Quebra de sigilo de Lulinha escancara nervosismo da esquerda e causa caos na CPMI do INSS

Quebra de sigilo de Lulinha escancara nervosismo da esquerda e causa caos na CPMI do INSS

Sessão vira palco de empurra-empurra após comissão aprovar medida legal contra filho de Lula; governistas tentam barrar investigação

A CPMI do INSS aprovou a quebra de sigilo de Lulinha e a reação da esquerda foi imediata: gritos, empurra-empurra e tentativa de deslegitimar a investigação. Entenda os bastidores do tumulto no Congresso.

A sessão da CPMI do INSS desta quinta-feira (26) terminou em confusão generalizada após a aprovação da quebra dos sigilos bancário e fiscal de Fábio Luís Lula da Silva, conhecido como Lulinha. O que deveria ser um passo normal de uma investigação virou um espetáculo de gritos, dedos em riste e empurra-empurra protagonizado por parlamentares da base governista.

A decisão, proposta pelo relator Alfredo Gaspar, foi tomada por votação simbólica e se baseia em informações encaminhadas pela Polícia Federal. Ainda assim, bastou o nome do filho do presidente entrar oficialmente no radar da comissão para que deputados alinhados à esquerda partissem para o confronto, tentando intimidar a Mesa Diretora e questionar a legitimidade do ato.

Investigação avança, mas esquerda reage com tumulto

A CPMI apura um esquema bilionário de fraudes no INSS, que teria lesado aposentados e pensionistas em todo o país. Ao todo, foram aprovados 87 requerimentos, incluindo quebras de sigilo de empresários, ex-parlamentares e outras figuras citadas nas investigações. Ainda assim, o foco da revolta governista foi exclusivamente Lulinha.

Vídeos que circulam nas redes mostram parlamentares avançando contra o relator, em cenas que expõem o desespero político de quem tenta transformar um instrumento legal de investigação em “perseguição”. A sessão precisou ser suspensa diante do tumulto.

Instrumento legal, não perseguição

Integrantes da oposição reforçaram que a quebra de sigilo é uma ferramenta prevista em lei e indispensável para esclarecer suspeitas graves. Segundo o requerimento aprovado, mensagens interceptadas pela PF indicam possíveis ligações entre operadores do esquema e valores que teriam como destino final o “filho do rapaz”, referência atribuída a Lulinha.

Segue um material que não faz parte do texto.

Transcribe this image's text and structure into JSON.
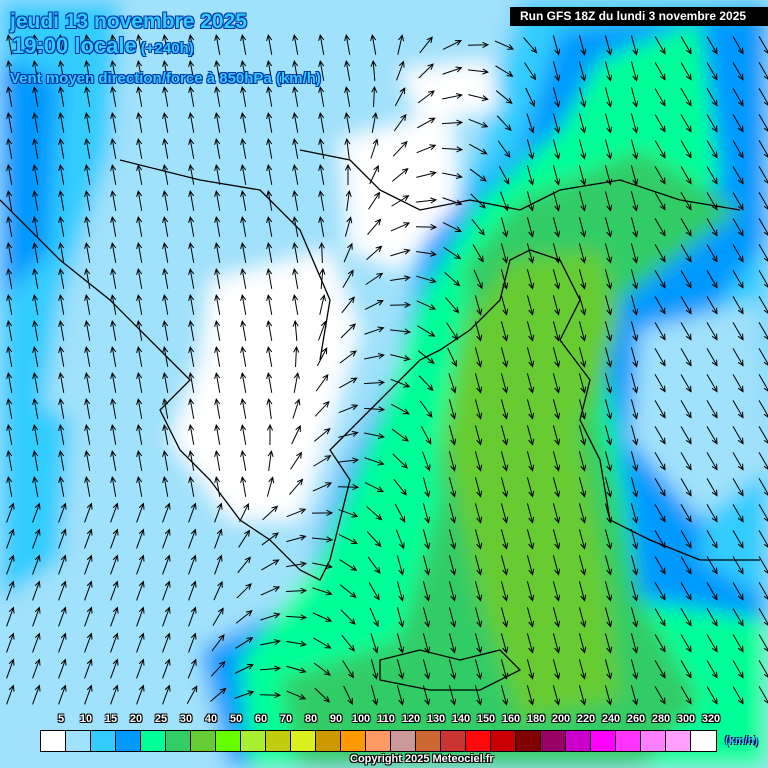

Enquanto aliados do governo acusam motivação política, os fatos mostram outra realidade: quando a investigação se aproxima do poder, a retórica muda e o discurso da transparência dá lugar ao ataque e à desordem.

Fraudes no INSS e o dever de investigar

A CPMI foi criada justamente para isso: seguir o rastro do dinheiro, doa a quem doer. Blindar nomes por conveniência ideológica não protege a democracia — apenas reforça a sensação de que alguns ainda se consideram acima da lei.

Com a quebra de sigilo aprovada, os dados de Lulinha agora poderão ser analisados dentro dos limites legais, permitindo que a comissão avance na apuração de um dos maiores escândalos envolvendo benefícios previdenciários dos últimos anos.